Even when he couldn’t shoot with both hands after surgery because his right arm was in sling, Winslow said he would spend all day shooting just with his left hand. It helped he said in the long run.
Now, Winslow said, he plays different shooting games every day – like make five shots in a row from a spot and then move onto another – to keep challenging himself.
“I just work hard and I know that this doesn’t come easy,” said Winslow, who said there were nights this summer he left AmericanAirlines Arena at 2 a.m. after a night of shooting. “I talked to guys on the team and asked them about what kind of workouts they do or what does it take to become a great shooter, and I listened and I learned. Every detail, every little thing I can do to become a better shooter I’m trying to do.
“Nowadays with technology you can flip right-handers shots. You find different ways to watch film and watch different guy’s mechanics. Everybody has a different body type. I try to watch guys with kind of similar frames to myself and use that to my advantage.”
Winslow said one left-handed shooter who inspires him is Kent Bazemore, who went from shooting 41.7 percent from the field and 32.7 percent from three-point range his first two years in the league with the Warriors and Lakers to shooting 42.5 percent from the field and 35.4 percent from beyond the arc over his last three seasons with the Hawks.
For now, the end game for Winslow is not to become one of the elite shooters in the league overnight. It’s simply to get defenses to stop sagging off him and closing down the driving lanes for him and his teammates.
“For me, I just understand the game and understand the trend the league is going,” Winslow said. “It’s going smaller, it’s going faster, and more emphasis on the three ball. From that sense, that’s kind of what we did in the second half of [last] year. With better spacing, it allowed Goran and Dion to get into the lane and make plays for other people. That’s not possible without good spacing. We have to have floor spacers on the court.”
Spoelstra believes Winslow will eventually get to the point where defenses no longer play off him and challenge him to shoot.
“We don’t want to put anybody in a box or put a ceiling on them where they can’t improve or they can’t try to expand their game,” he said. “Ultimately what he did [in Sunday’s preseason opener] is the kind of player and really the statline [six points, eight rebounds, two assists and three blocks in 23 minutes] I want him to embrace. Do a lot of different things that help you win.

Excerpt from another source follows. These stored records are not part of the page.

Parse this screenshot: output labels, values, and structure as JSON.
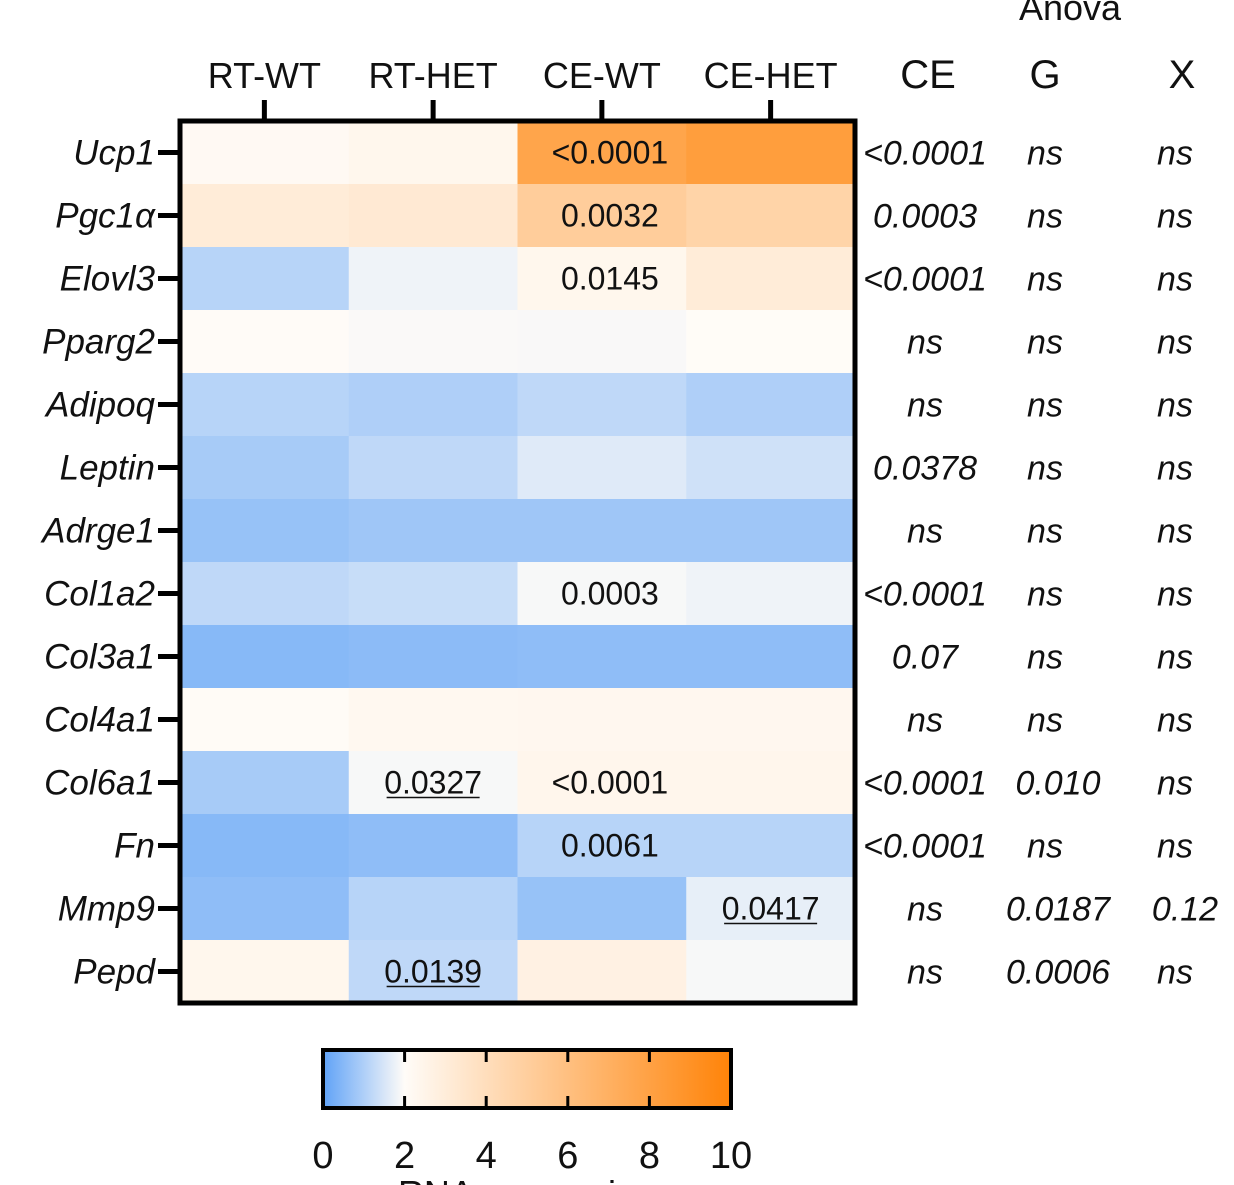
{
  "chart_data": {
    "type": "heatmap",
    "columns": [
      "RT-WT",
      "RT-HET",
      "CE-WT",
      "CE-HET"
    ],
    "rows": [
      "Ucp1",
      "Pgc1α",
      "Elovl3",
      "Pparg2",
      "Adipoq",
      "Leptin",
      "Adrge1",
      "Col1a2",
      "Col3a1",
      "Col4a1",
      "Col6a1",
      "Fn",
      "Mmp9",
      "Pepd"
    ],
    "values": [
      [
        1.2,
        1.4,
        7.5,
        8.0
      ],
      [
        2.2,
        2.4,
        4.5,
        4.0
      ],
      [
        0.55,
        0.9,
        1.4,
        2.2
      ],
      [
        1.05,
        0.97,
        0.96,
        1.03
      ],
      [
        0.55,
        0.5,
        0.6,
        0.5
      ],
      [
        0.45,
        0.6,
        0.8,
        0.7
      ],
      [
        0.35,
        0.4,
        0.4,
        0.4
      ],
      [
        0.6,
        0.65,
        0.95,
        0.9
      ],
      [
        0.25,
        0.28,
        0.3,
        0.3
      ],
      [
        1.08,
        1.3,
        1.35,
        1.35
      ],
      [
        0.45,
        0.95,
        1.45,
        1.45
      ],
      [
        0.25,
        0.3,
        0.55,
        0.55
      ],
      [
        0.3,
        0.55,
        0.35,
        0.85
      ],
      [
        1.4,
        0.6,
        1.8,
        0.95
      ]
    ],
    "cell_labels": [
      {
        "row": 0,
        "col": 2,
        "text": "<0.0001",
        "underline": false
      },
      {
        "row": 1,
        "col": 2,
        "text": "0.0032",
        "underline": false
      },
      {
        "row": 2,
        "col": 2,
        "text": "0.0145",
        "underline": false
      },
      {
        "row": 7,
        "col": 2,
        "text": "0.0003",
        "underline": false
      },
      {
        "row": 10,
        "col": 1,
        "text": "0.0327",
        "underline": true
      },
      {
        "row": 10,
        "col": 2,
        "text": "<0.0001",
        "underline": false
      },
      {
        "row": 11,
        "col": 2,
        "text": "0.0061",
        "underline": false
      },
      {
        "row": 12,
        "col": 3,
        "text": "0.0417",
        "underline": true
      },
      {
        "row": 13,
        "col": 1,
        "text": "0.0139",
        "underline": true
      }
    ],
    "anova": {
      "title": "Anova",
      "headers": [
        "CE",
        "G",
        "X"
      ],
      "rows": [
        [
          "<0.0001",
          "ns",
          "ns"
        ],
        [
          "0.0003",
          "ns",
          "ns"
        ],
        [
          "<0.0001",
          "ns",
          "ns"
        ],
        [
          "ns",
          "ns",
          "ns"
        ],
        [
          "ns",
          "ns",
          "ns"
        ],
        [
          "0.0378",
          "ns",
          "ns"
        ],
        [
          "ns",
          "ns",
          "ns"
        ],
        [
          "<0.0001",
          "ns",
          "ns"
        ],
        [
          "0.07",
          "ns",
          "ns"
        ],
        [
          "ns",
          "ns",
          "ns"
        ],
        [
          "<0.0001",
          "0.010",
          "ns"
        ],
        [
          "<0.0001",
          "ns",
          "ns"
        ],
        [
          "ns",
          "0.0187",
          "0.12"
        ],
        [
          "ns",
          "0.0006",
          "ns"
        ]
      ]
    },
    "colorbar": {
      "range": [
        0,
        10
      ],
      "ticks": [
        "0",
        "2",
        "4",
        "6",
        "8",
        "10"
      ],
      "label": "RNA expression",
      "colors": {
        "low": "#5fa2f7",
        "mid": "#fffcf8",
        "high": "#ff8308"
      }
    }
  }
}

“Some games he’ll end up scoring more. But a lot of games he won’t necessarily score a ton. I want him to build on those strengths he showed the other night. He’s going to make enough [shots] that he’s going to hurt you if you’re going to try to just leave him wide open.”
Winslow, though, believes eventually, through hard work, he can become the kind of shooter no one else expects him to be.
“I feel like I have the discipline and the focus to ultimately get there,” he said. “Once that happens, I feel like the game is going to be mine. I’ll be able to pretty much do anything on the court, play multiple positons. I think by the end of my career, for sure, the three ball is going to be a weapon of mine.”